The Culture of Wine: South Africa
The term New World is an annoying and contentious one, as if wine has only just started being made in non-European countries. It’s useful shorthand for explaining whether a wine comes from a European country or not, but it doesn’t cover all the differences between European countries let alone all the differences between countries all over the world.
South African producers get extremely upset when they’re described as New World, as wine has been made there since the late 1600s. Vin de Constance was regarded as one of the greatest wines in the world, served in European courts, and mentioned in novels by Charles Dickens and Jane Austen (the only other wine she specifically refers to is Madeira).
However, that long, rich history of wine production fell away and was only properly revived in the 1980s onwards. Firstly, favourable tariffs in the UK towards South Africa were removed in the 1860s, which saw sales drop dramatically.
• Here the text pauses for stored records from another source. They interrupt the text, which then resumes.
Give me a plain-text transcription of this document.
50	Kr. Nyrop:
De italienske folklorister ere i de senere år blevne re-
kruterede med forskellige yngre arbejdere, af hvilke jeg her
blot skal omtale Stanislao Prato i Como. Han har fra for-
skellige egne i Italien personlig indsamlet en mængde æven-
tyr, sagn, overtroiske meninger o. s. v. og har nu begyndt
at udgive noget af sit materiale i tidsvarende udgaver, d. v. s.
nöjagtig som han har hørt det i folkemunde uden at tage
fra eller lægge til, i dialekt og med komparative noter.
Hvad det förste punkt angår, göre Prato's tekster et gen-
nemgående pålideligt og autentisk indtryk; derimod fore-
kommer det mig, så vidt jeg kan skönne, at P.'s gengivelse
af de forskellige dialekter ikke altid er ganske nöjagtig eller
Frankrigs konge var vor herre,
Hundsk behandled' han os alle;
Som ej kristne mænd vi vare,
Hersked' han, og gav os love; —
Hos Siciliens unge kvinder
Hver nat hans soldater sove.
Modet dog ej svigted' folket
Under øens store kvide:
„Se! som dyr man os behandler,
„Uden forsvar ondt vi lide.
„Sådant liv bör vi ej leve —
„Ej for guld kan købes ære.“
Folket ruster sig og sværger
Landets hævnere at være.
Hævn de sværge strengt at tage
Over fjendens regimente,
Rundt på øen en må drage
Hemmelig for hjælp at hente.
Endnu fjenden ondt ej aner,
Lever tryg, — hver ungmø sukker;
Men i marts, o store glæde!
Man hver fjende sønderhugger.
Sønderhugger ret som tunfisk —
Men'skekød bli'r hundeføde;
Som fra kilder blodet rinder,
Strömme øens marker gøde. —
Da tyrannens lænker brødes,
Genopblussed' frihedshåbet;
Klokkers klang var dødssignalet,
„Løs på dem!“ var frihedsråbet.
Then, there was the universal problem of phylloxera. The South African solution was to create a huge government-owned co-operative which set prices for grapes, leading to volume rather than quality. And then came apartheid, a system of racial segregation which lasted until 1990. Sanctions were imposed on the country, which stilted the economy but eventually led to democracy: the first ever democratic elections were only held in 1994.
There’s a strong European influence on South Africa, through the British and Dutch who fought in the Boer War in the early 1900s. Huguenot immigrants from France who fled the country due to religious persecution hugely influenced the development of South Africa’s wines. Most white people speak Afrikaans, a version of Dutch, and have surprisingly limited English.
But South Africa is an African country, and the Black population accounts for 90%. Racial division remains; unemployment is high; levels of education are low. In the major cities of Johannesburg and Cape Town, there is a wonderful co-mingling of different cultures; elsewhere, and even in those cities, cultures are very separate with white communities living in gated communities, black communities no-go areas for white people.
For the wine industry, this is a frustrating problem. Most wine is made by white Afrikaans, though there are black African producers emerging. There is a huge labour shortage in South Africa; there is huge unemployment in South Africa. The solution seems simple, but the lack of basic education makes hiring difficult. There’s also a negative attitude towards alcohol among the black population. In the 1950s onwards, there was an employment system called Dop in which workers were payed not with money but with bottles of wine or, more likely, brandy. That inevitably led to issues with alcoholism, and most black women in South Africa refuse to countenance alcohol in any setting. This is reflected in government attitudes too: during the pandemic, transportation of alcohol was banned all-together which meant that producers could not export.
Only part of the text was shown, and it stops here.